A benchmark that’s built on some kind of weighted average of all coins might have assuaged such concerns, but that would be unnecessarily complicated. It’s important to note that the 100 percent score for bitcoin on all five dimensions doesn’t reflect an absolute; it is simply a basis for comparison. As explained in backing documents, it is perfectly possible for a competing coin to outscore bitcoin on any or all of those metrics – in other words, to get more than 100 percent.
The model is, in this sense, no different from that of world foreign exchange markets, which use the U.S. dollar as their benchmark. On a purely numerical basis, one could say the British pound and the euro – currently at $1.28 and $1.14, respectively – are both “worth more” than the dollar. Of course, that would be meaningless. The point is to have some basis for comparison in time.
In choosing a benchmark, CoinDesk had to start somewhere. And, by the measures chosen, bitcoin is without a doubt the granddaddy of crypto coins. In the future, perhaps some other composite could be used in its case. But for now, this is a perfectly good starting point for a model of comparative value.
Still, it’s important to note that, as with any standard of value, the choices made in the Crypto-Economics Explorer’s methodology are, by definition, arbitrary. They are not based on some absolute truth.
The good news is that CoinDesk regards this project as a work in progress and, in the words of Editor-in-Chief Pete Rizzo, is inviting the community leaders to “beat our tool up. Kick it to death.” Collaborative iteration will lead to an ever-improving model.
So dive into the methodology. Perhaps you can think of an alternative benchmark to bitcoin. Perhaps there are good arguments for changing the weightings within each category. Should mining revenue account for more or less of the 20 percent at which it is currently weighted within the Explorer’s “Network” measure? Are there other metrics that are relevant to measure developer activity beyond the eight GitHub-derived numbers?
This is a starting point, not an end point. But it’s a great place to start reframing the conversation around what we should be valuing in the cryptocurrency universe.
And the timing couldn’t be better.
No. Not because the dollar prices of crypto assets tanked last week and we need some other, non-price distraction, but because institutional investors are on the verge of entering the market and it’s vital that they set aside their dollar-centric valuation models and recognize that value is a different concept in the crypto world.

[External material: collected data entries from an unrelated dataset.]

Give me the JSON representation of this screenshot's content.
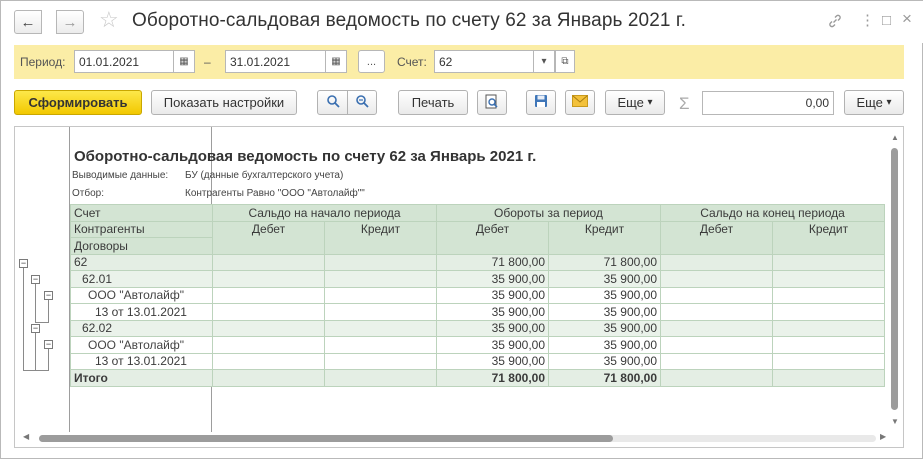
{
  "window": {
    "title": "Оборотно-сальдовая ведомость по счету 62 за Январь 2021 г.",
    "back_icon": "←",
    "forward_icon": "→",
    "star_icon": "☆",
    "link_icon": "🔗",
    "menu_icon": "⋮",
    "maximize_icon": "□",
    "close_icon": "×"
  },
  "period": {
    "label": "Период:",
    "start": "01.01.2021",
    "dash": "–",
    "end": "31.01.2021",
    "calendar_icon": "▦",
    "dots_label": "...",
    "account_label": "Счет:",
    "account_value": "62",
    "dropdown_icon": "▾",
    "open_icon": "⧉"
  },
  "toolbar": {
    "generate": "Сформировать",
    "show_settings": "Показать настройки",
    "search_icon": "🔍",
    "search_next_icon": "⟳",
    "print": "Печать",
    "preview_icon": "🔍",
    "save_icon": "💾",
    "mail_icon": "✉",
    "more1": "Еще",
    "more_arrow": "▾",
    "sigma": "Σ",
    "sum_value": "0,00",
    "more2": "Еще"
  },
  "report": {
    "title": "Оборотно-сальдовая ведомость по счету 62 за Январь 2021 г.",
    "output_label": "Выводимые данные:",
    "output_value": "БУ (данные бухгалтерского учета)",
    "filter_label": "Отбор:",
    "filter_value": "Контрагенты Равно \"ООО \"Автолайф\"\"",
    "headers": {
      "account": "Счет",
      "counterparties": "Контрагенты",
      "contracts": "Договоры",
      "opening": "Сальдо на начало периода",
      "turnover": "Обороты за период",
      "closing": "Сальдо на конец периода",
      "debit": "Дебет",
      "credit": "Кредит"
    },
    "rows": [
      {
        "name": "62",
        "ob_debit": "71 800,00",
        "ob_credit": "71 800,00"
      },
      {
        "name": "62.01",
        "ob_debit": "35 900,00",
        "ob_credit": "35 900,00"
      },
      {
        "name": "ООО \"Автолайф\"",
        "ob_debit": "35 900,00",
        "ob_credit": "35 900,00"
      },
      {
        "name": "13 от 13.01.2021",
        "ob_debit": "35 900,00",
        "ob_credit": "35 900,00"
      },
      {
        "name": "62.02",
        "ob_debit": "35 900,00",
        "ob_credit": "35 900,00"
      },
      {
        "name": "ООО \"Автолайф\"",
        "ob_debit": "35 900,00",
        "ob_credit": "35 900,00"
      },
      {
        "name": "13 от 13.01.2021",
        "ob_debit": "35 900,00",
        "ob_credit": "35 900,00"
      }
    ],
    "total": {
      "name": "Итого",
      "ob_debit": "71 800,00",
      "ob_credit": "71 800,00"
    },
    "collapse_glyph": "−"
  }
}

These new big players talk about crypto as “a new asset class” – as if crypto tokens are just an alternative store of value, not too dissimilar to a stock, bond or commodity, that will one day bring them dollar returns when they cash out back into fiat. Yet what they’re really “buying” by investing in a crypto token is exposure to the whims of a community who’ve formed around a core idea. And quite often that idea has as its objective the disintermediation of the very institutions from which this new breed of investors comes. There’s some confused, contradictory logic in investing in something that’s designed to kill you.
Regardless, the deep pockets of these investors have the potential to add significantly more volatility to the single metric of price for many token projects. So, as even more attention goes to the traders, it’s great that we have a model with which to point out that there are other ways of looking at this industry other than with dollars.